While she whipped up her batch, Riley watched me push small items into bags.
“I'll be gone on Monday,” I said. “Five days before the deadline, incidentally.”
“So where's the new place?”
“Told you. Secret. But I have a favor to ask.”
“I can't lend you—”
“No!” I said. “Not that. I am only asking for a few hours of your time. A day's worth. Next weekend.”
“For what?”
“A little road trip to bring Geck to a halfway house.”
“Why do you need
me
to come?”
“Because you have a valid driver's license, and I do not, and I want to borrow Mert's car because Mink's truck is in the shop, and Mert is highly more likely to—”
“I have to think about it,” Riley said.
“Cinnamon or ginger?” called Pine from the kitchen.

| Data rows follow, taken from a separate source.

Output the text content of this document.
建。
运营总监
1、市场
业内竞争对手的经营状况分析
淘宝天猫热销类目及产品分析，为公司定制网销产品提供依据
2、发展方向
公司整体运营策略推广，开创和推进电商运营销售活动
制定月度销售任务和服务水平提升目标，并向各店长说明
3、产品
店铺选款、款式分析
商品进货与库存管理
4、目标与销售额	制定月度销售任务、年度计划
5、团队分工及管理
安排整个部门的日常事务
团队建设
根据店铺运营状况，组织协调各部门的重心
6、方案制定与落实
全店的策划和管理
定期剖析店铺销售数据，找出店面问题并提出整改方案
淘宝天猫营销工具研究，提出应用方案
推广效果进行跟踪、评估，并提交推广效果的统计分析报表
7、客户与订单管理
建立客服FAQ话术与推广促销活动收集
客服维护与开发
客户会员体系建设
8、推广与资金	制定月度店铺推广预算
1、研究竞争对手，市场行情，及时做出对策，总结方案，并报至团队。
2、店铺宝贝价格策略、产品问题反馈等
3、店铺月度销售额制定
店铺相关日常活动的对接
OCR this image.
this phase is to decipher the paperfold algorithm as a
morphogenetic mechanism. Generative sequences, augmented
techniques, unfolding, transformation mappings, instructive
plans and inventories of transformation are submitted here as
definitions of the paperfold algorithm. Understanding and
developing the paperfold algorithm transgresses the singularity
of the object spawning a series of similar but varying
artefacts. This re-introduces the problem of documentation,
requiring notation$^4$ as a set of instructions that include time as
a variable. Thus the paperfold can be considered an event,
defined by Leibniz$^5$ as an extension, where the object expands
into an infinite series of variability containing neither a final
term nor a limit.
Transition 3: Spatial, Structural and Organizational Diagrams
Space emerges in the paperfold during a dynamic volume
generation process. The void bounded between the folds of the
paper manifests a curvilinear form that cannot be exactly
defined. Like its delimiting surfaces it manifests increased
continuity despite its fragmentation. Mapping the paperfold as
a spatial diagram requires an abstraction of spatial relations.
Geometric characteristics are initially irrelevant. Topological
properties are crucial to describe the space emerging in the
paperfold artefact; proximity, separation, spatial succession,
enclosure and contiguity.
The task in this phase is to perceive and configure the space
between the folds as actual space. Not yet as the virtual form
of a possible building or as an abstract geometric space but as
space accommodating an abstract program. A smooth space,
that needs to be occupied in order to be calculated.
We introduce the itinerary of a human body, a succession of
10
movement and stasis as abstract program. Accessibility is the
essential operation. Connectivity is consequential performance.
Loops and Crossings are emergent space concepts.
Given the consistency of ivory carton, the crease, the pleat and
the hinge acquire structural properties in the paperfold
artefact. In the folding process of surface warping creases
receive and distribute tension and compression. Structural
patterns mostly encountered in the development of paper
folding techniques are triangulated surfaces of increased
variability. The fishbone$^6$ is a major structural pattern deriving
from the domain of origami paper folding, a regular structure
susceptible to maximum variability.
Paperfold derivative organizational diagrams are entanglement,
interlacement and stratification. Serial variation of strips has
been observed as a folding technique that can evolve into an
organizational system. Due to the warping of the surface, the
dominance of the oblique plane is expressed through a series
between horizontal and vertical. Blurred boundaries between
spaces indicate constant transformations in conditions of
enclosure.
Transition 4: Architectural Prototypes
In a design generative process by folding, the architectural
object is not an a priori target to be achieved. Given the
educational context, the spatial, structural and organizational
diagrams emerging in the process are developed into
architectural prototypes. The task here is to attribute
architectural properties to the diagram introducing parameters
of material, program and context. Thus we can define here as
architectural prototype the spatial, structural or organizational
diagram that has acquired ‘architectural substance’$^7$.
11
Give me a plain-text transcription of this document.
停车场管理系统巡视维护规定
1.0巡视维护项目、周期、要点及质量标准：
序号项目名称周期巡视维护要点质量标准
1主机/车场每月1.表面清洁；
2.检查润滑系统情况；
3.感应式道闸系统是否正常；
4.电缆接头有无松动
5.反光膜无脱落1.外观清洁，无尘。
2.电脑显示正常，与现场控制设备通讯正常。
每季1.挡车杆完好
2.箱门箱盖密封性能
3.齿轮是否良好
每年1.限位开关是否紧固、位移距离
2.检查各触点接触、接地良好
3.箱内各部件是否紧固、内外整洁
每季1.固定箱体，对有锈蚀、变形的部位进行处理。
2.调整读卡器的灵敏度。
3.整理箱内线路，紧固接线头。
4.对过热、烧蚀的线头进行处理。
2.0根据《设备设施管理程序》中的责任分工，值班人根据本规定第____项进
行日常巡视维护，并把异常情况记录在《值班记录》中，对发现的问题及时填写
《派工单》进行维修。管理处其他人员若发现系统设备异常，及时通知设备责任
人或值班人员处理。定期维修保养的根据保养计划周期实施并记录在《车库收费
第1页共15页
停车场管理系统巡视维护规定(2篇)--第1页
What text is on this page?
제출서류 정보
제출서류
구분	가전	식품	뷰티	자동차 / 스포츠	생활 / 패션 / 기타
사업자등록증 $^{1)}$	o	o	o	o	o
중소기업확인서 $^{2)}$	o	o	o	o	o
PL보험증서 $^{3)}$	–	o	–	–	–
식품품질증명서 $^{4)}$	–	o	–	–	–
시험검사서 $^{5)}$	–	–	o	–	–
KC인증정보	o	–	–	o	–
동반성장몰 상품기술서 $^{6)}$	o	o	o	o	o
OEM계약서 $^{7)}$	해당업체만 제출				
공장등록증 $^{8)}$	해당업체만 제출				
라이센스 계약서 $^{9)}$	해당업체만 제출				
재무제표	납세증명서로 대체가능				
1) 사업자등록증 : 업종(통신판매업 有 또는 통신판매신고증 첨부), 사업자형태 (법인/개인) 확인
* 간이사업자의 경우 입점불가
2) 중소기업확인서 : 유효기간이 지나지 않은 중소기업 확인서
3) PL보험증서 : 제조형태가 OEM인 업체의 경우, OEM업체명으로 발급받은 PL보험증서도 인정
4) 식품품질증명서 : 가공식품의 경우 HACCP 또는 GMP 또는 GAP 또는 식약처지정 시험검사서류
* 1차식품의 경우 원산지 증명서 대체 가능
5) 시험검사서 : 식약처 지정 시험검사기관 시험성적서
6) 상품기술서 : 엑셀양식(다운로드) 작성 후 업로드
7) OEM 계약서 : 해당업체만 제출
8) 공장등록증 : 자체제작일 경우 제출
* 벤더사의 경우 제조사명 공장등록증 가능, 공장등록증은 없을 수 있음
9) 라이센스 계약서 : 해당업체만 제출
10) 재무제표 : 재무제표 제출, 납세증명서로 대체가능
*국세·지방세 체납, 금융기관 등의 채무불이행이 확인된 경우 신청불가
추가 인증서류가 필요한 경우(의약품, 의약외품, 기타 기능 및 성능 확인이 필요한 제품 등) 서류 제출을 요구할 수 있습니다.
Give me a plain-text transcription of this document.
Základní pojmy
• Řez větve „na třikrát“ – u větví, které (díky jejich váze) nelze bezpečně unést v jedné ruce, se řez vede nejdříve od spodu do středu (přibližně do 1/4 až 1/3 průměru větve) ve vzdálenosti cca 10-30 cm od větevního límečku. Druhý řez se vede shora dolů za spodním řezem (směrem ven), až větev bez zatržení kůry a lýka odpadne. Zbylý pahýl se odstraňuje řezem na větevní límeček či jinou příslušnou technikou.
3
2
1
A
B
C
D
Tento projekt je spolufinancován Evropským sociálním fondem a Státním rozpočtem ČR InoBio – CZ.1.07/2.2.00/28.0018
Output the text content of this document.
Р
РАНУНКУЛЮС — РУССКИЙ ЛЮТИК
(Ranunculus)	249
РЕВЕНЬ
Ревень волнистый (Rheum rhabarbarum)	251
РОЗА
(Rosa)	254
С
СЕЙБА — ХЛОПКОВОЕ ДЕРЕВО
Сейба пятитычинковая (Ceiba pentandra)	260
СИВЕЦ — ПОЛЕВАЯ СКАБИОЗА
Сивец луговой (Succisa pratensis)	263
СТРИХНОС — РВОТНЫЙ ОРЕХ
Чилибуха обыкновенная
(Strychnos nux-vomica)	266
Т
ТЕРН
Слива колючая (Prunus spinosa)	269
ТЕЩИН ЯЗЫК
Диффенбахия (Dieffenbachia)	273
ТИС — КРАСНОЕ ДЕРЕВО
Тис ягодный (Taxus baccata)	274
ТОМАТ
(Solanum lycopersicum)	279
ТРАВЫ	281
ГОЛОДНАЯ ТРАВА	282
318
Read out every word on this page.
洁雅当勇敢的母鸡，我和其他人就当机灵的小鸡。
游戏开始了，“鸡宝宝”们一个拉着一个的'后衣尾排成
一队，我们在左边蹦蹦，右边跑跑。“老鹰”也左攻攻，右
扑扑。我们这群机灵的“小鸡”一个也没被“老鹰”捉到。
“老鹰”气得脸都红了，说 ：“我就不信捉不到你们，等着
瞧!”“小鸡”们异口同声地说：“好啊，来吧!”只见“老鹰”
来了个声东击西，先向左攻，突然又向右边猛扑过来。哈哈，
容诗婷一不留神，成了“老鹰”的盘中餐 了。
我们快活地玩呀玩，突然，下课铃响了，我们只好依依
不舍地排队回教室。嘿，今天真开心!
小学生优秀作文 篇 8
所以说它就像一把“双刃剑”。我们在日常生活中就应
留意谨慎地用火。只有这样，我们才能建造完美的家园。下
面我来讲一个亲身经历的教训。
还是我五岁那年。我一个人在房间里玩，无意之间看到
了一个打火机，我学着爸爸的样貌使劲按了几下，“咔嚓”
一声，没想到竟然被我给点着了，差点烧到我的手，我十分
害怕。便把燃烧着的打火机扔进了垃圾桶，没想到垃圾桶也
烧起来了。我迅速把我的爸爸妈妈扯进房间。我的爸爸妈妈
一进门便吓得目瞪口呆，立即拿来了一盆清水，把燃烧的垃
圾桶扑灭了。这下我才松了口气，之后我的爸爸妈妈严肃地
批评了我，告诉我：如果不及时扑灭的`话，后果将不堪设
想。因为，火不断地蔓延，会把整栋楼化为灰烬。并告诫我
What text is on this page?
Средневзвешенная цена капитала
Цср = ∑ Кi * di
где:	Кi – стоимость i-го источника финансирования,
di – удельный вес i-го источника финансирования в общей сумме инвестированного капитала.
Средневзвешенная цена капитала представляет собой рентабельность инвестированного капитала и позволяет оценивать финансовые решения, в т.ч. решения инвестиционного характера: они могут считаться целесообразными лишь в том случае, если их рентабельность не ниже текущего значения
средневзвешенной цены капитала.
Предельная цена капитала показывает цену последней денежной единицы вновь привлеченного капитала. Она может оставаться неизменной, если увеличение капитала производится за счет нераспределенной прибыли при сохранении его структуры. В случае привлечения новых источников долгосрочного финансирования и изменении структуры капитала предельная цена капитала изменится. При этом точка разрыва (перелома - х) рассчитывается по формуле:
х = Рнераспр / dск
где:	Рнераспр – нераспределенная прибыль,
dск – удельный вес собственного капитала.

“Ginger,” he answered before I had a chance to say cinnamon.
“IF THE MAN
in the ice had taken the rope, would the lady's ghost stay mad at him?”
“No,” answered the youngest, “because the lady would understand—”
“But what if she didn't,” said the middle. “What if she was too angry that he got to live and she had to die?”
“Then she would haunt him,” said the youngest.
“Haunt how?”
“I don't know.”
“What particular freakeries would she do?”
“I don't
know
!”
The middle said, “How about wake him in the night with the feel of being poured with freezing water? Turn his lips blue like if he drowned? Whisper in his ear until he went lunatic?”
“But he
didn't
take the rope,” said the youngest.
The middle nodded, sighed, and stood. She hadn't even bothered to open the notebook. That was their last game of Curious. Stopping was not decided or discussed;
in the remaining months of the middle's life, they simply never played it again.
OCTY NESTLED IN
my lap while I played Wake Up the Sister. In the dark room, only the scrinkling television was alive; and on the screen was a screened porch; and on the porch you were sleeping. The fold-out couch was lumpy but you were fifteen, healthy and strong—you slumbered easily. Morning came. A coyote pup wobbled in on stuggy legs to tell you it was time to get up. Together you had to rouse the sister.
Most times, the sister was dead; but every once in a while she was not. One of the buttons allowed you to earn Anti-guilt points by not asking her to change sides the night before, and thereby dying in her place. The points clicked up in a red dial on the screen.
If she was dead, you couldn't earn Anti-guilts or Virtues.
If she was dead, you could watch her in the afterworld trying to get strangers to play Cadmus and Europa.
WITH THIS VOYAGE,
my brother and I were flouting family law. Never in the same car for any trip longer than half an hour. But Mert and Fod did not mention the flout; instead they encouraged Riley to honor the speed limit, especially once we reached Pennsylvania, whose state police were notorious.
“Thanks again for the car,” I said.
“Just bring it back in one piece,” said Fod. “And your brother does all the driving. Not you or—or the junkie.”
“You
know
his name.”
Riley put a hand on my arm and said, “Don't worry, Fod” with the authority of an elder sibling.
 
He double-parked in front of the diner. “Get us a couple of coffees?”
Sex—if he had, in fact, been having it—was making him kind of bossy.